Que les animaux soient en ce sens exemplaires n’implique pas du tout qu’ils doivent être au centre de la vie des hommes. Dans la suite du texte, Sénèque condamne la dépendance des maîtres par rapport à leurs animaux domestiques dans le cadre d’une argumentation destinée à faire éprouver par Marcia de la gratitude à l’égard du temps heureux qu’elle a passé à éduquer son fils :
« Son éducation à elle seule t’a largement récompensée de tes peines : car à qui fera-t-on croire que les gens qui élèvent avec la plus zélée sollicitude (summa diligentia) des petits chiens, des oiseaux et autres objets d’un aussi frivole attachement (frivola animorum oblectamenta) prennent vraiment plaisir à les regarder, à les toucher, à recevoir les caresses de ces animaux stupides (blanda adulatione mutorum), et que lorsqu’il s’agit de nos enfants, la récompense de nos soins d’éducateurs ne soit pas dans leur éducation même ? » (XII 2)
La distance est donc maintenue entre les bêtes privées de parole (muti) et les enfants (liberi) et Sénèque dénonce clairement le fait que l’homme mette toute son attention (summa diligentia) dans ses animaux de compagnie et les transforment en objets d’ amusements frivoles (frivola oblectamenta). Mais il s’agit moins de rabaisser les bêtes que de critiquer un certain rapport humain avec l’animal : les caresses flatteuses (blanda adulatio) des animaux de compagnie ne sont pas tant l’indice de la bassesse de l’animal que de celle de son maître.

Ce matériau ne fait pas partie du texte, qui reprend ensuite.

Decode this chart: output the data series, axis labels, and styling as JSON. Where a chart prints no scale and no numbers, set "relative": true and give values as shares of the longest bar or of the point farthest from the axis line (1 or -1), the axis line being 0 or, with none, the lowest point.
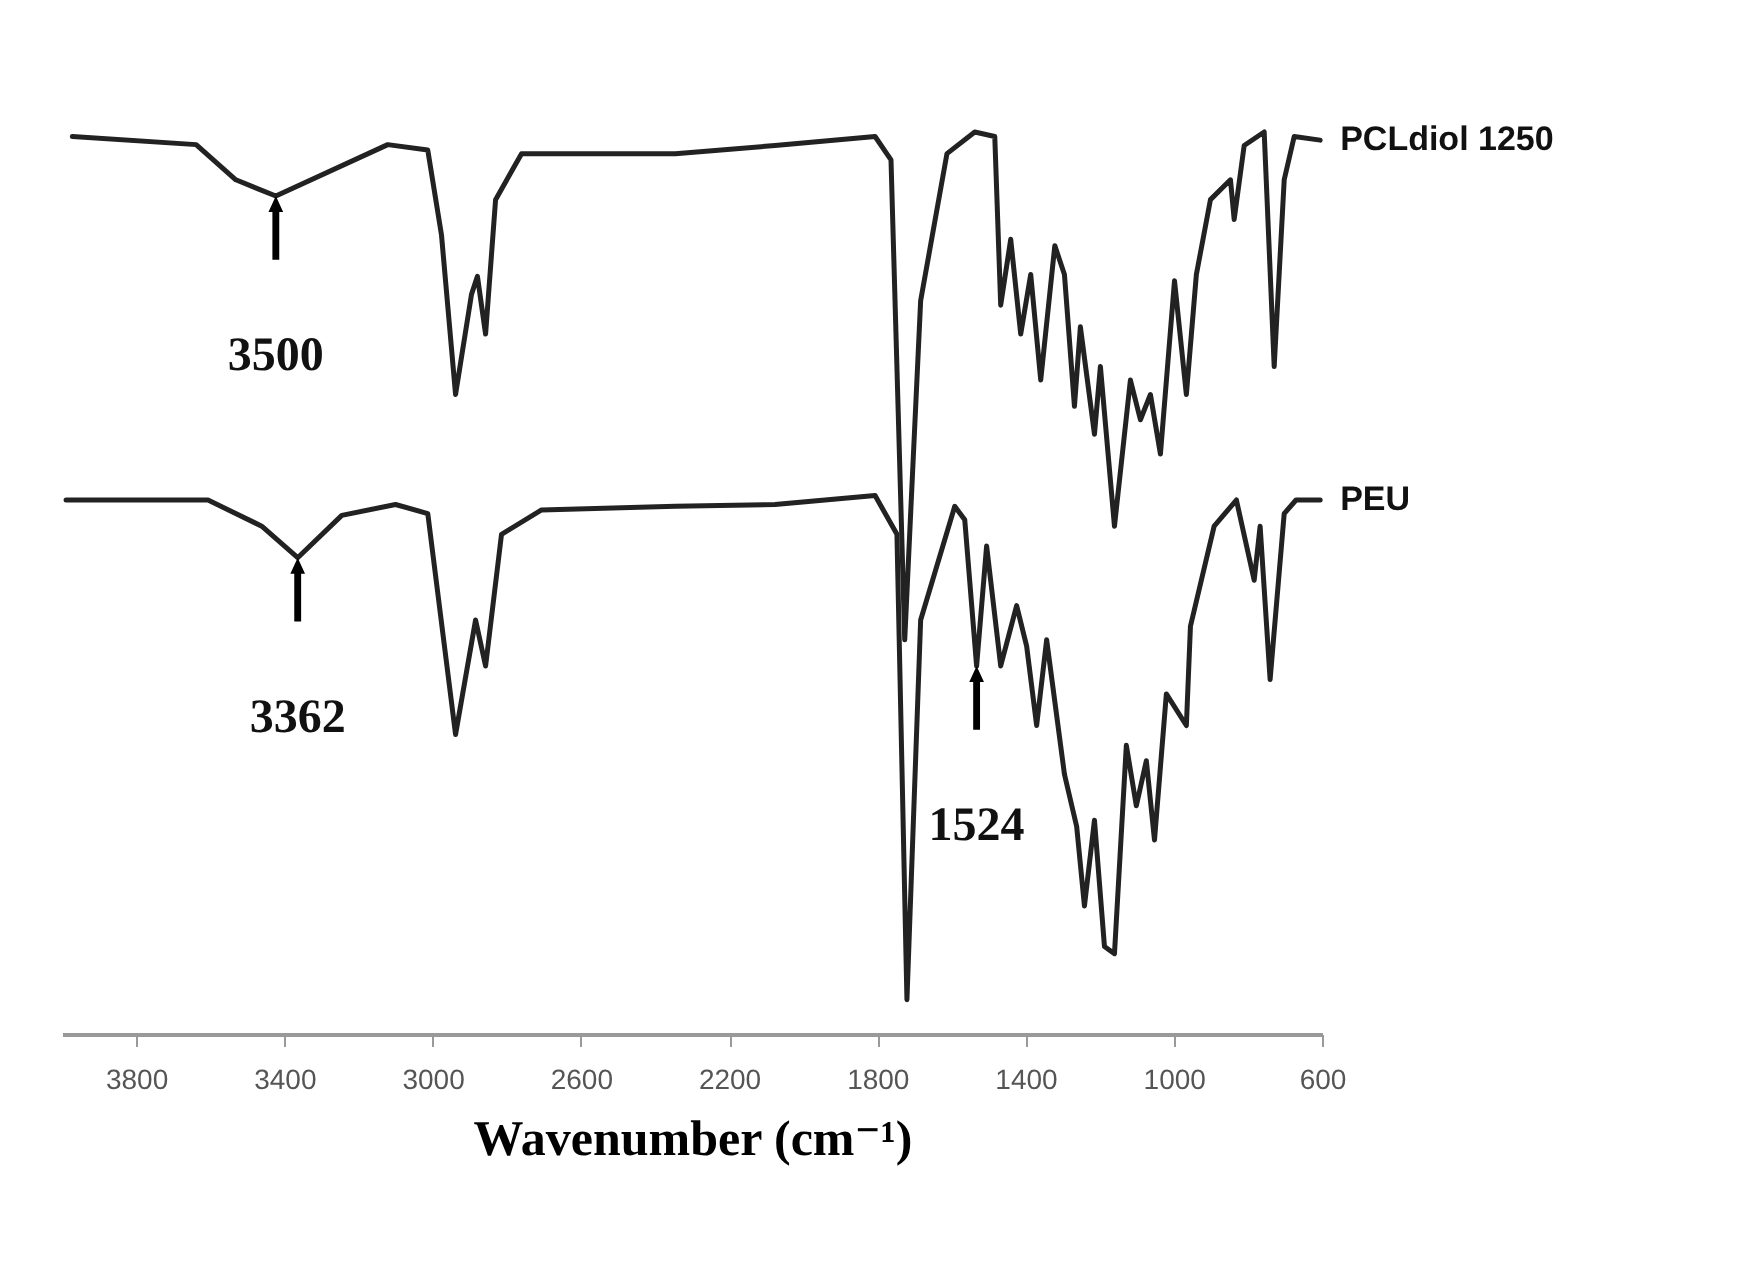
{
  "chart_data": {
    "type": "line",
    "xlabel": "Wavenumber (cm⁻¹)",
    "relative": true,
    "legend": false,
    "grid": false,
    "tick_labels": "x",
    "line_style": "solid",
    "marker": "none",
    "xlim": [
      4000,
      600
    ],
    "xticks": [
      3800,
      3400,
      3000,
      2600,
      2200,
      1800,
      1400,
      1000,
      600
    ],
    "series": [
      {
        "name": "PCLdiol 1250",
        "color": "#222222",
        "x": [
          3972,
          3638,
          3531,
          3423,
          3121,
          3013,
          2976,
          2938,
          2895,
          2879,
          2857,
          2830,
          2760,
          2345,
          2076,
          1806,
          1763,
          1726,
          1683,
          1612,
          1537,
          1483,
          1467,
          1440,
          1413,
          1386,
          1359,
          1321,
          1295,
          1268,
          1252,
          1214,
          1198,
          1160,
          1117,
          1090,
          1063,
          1036,
          998,
          966,
          939,
          901,
          847,
          837,
          810,
          756,
          729,
          702,
          675,
          605
        ],
        "values": [
          0.995,
          0.986,
          0.947,
          0.929,
          0.986,
          0.98,
          0.886,
          0.709,
          0.82,
          0.84,
          0.776,
          0.925,
          0.976,
          0.976,
          0.985,
          0.995,
          0.969,
          0.437,
          0.813,
          0.976,
          1,
          0.995,
          0.808,
          0.881,
          0.776,
          0.842,
          0.725,
          0.874,
          0.842,
          0.696,
          0.784,
          0.665,
          0.74,
          0.563,
          0.725,
          0.681,
          0.709,
          0.643,
          0.835,
          0.709,
          0.842,
          0.925,
          0.947,
          0.903,
          0.985,
          1,
          0.74,
          0.947,
          0.995,
          0.991
        ]
      },
      {
        "name": "PEU",
        "color": "#222222",
        "x": [
          3989,
          3606,
          3461,
          3364,
          3245,
          3100,
          3013,
          2938,
          2884,
          2857,
          2814,
          2706,
          2345,
          2076,
          1806,
          1747,
          1720,
          1683,
          1591,
          1564,
          1532,
          1505,
          1467,
          1424,
          1397,
          1370,
          1343,
          1295,
          1262,
          1241,
          1214,
          1187,
          1160,
          1128,
          1101,
          1074,
          1052,
          1020,
          966,
          955,
          891,
          831,
          783,
          767,
          740,
          702,
          670,
          605
        ],
        "values": [
          0.592,
          0.592,
          0.563,
          0.528,
          0.575,
          0.587,
          0.577,
          0.332,
          0.459,
          0.408,
          0.554,
          0.581,
          0.585,
          0.587,
          0.597,
          0.554,
          0.038,
          0.459,
          0.585,
          0.57,
          0.408,
          0.541,
          0.408,
          0.475,
          0.43,
          0.342,
          0.437,
          0.288,
          0.23,
          0.142,
          0.237,
          0.097,
          0.089,
          0.32,
          0.253,
          0.303,
          0.215,
          0.377,
          0.342,
          0.452,
          0.563,
          0.592,
          0.503,
          0.563,
          0.393,
          0.577,
          0.592,
          0.592
        ]
      }
    ],
    "annotations": [
      {
        "text": "3500",
        "x": 3423,
        "y": 0.929
      },
      {
        "text": "3362",
        "x": 3364,
        "y": 0.528
      },
      {
        "text": "1524",
        "x": 1532,
        "y": 0.408
      }
    ]
  }
}
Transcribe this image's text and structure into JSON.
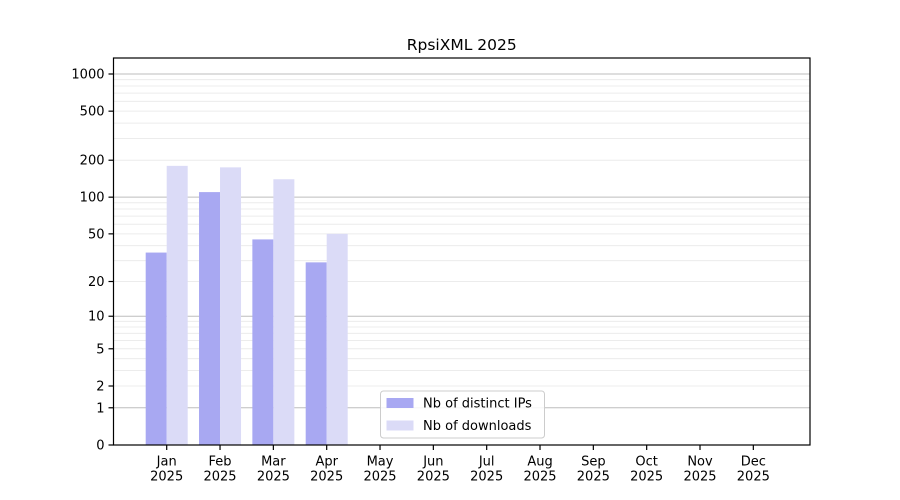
{
  "title": "RpsiXML 2025",
  "colors": {
    "distinct_ips": "#a8a8f2",
    "downloads": "#dbdbf7",
    "major_grid": "#bdbdbd",
    "minor_grid": "#ececec",
    "axis": "#000000",
    "legend_border": "#cccccc",
    "background": "#ffffff"
  },
  "legend": {
    "items": [
      {
        "label": "Nb of distinct IPs",
        "color_key": "distinct_ips"
      },
      {
        "label": "Nb of downloads",
        "color_key": "downloads"
      }
    ]
  },
  "y_axis": {
    "scale": "log1p",
    "ticks": [
      0,
      1,
      2,
      5,
      10,
      20,
      50,
      100,
      200,
      500,
      1000
    ]
  },
  "x_axis": {
    "tick_line1": [
      "Jan",
      "Feb",
      "Mar",
      "Apr",
      "May",
      "Jun",
      "Jul",
      "Aug",
      "Sep",
      "Oct",
      "Nov",
      "Dec"
    ],
    "tick_line2": [
      "2025",
      "2025",
      "2025",
      "2025",
      "2025",
      "2025",
      "2025",
      "2025",
      "2025",
      "2025",
      "2025",
      "2025"
    ]
  },
  "chart_data": {
    "type": "bar",
    "title": "RpsiXML 2025",
    "categories": [
      "Jan 2025",
      "Feb 2025",
      "Mar 2025",
      "Apr 2025",
      "May 2025",
      "Jun 2025",
      "Jul 2025",
      "Aug 2025",
      "Sep 2025",
      "Oct 2025",
      "Nov 2025",
      "Dec 2025"
    ],
    "series": [
      {
        "name": "Nb of distinct IPs",
        "color_key": "distinct_ips",
        "values": [
          35,
          110,
          45,
          29,
          null,
          null,
          null,
          null,
          null,
          null,
          null,
          null
        ]
      },
      {
        "name": "Nb of downloads",
        "color_key": "downloads",
        "values": [
          180,
          175,
          140,
          50,
          null,
          null,
          null,
          null,
          null,
          null,
          null,
          null
        ]
      }
    ],
    "xlabel": "",
    "ylabel": "",
    "yscale": "log1p",
    "yticks": [
      0,
      1,
      2,
      5,
      10,
      20,
      50,
      100,
      200,
      500,
      1000
    ],
    "ylim": [
      0,
      1300
    ],
    "grid": true,
    "grid_major_at": [
      1,
      10,
      100,
      1000
    ],
    "legend_position": "lower-center"
  }
}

Revenons au sujet : il y donc un accord entre ce que commande la nature et les règles de la vie en commun, qu’elles règlent les rapports avec le souverain ou avec les membres de la famille. Il y a ainsi un partage à faire dans l’ensemble des règles de vie en commun entre celles qui sont en accord avec la nature et celles qui exemplifient des opinions fausses. C’est cette distinction qui fait la différence entre les deuils conformes à la fois à la nature et aux usages –eux-mêmes conformes à la nature – et les deuils qui ne respectent pas la nature et illustrent pour cette même raison des usages nuisibles.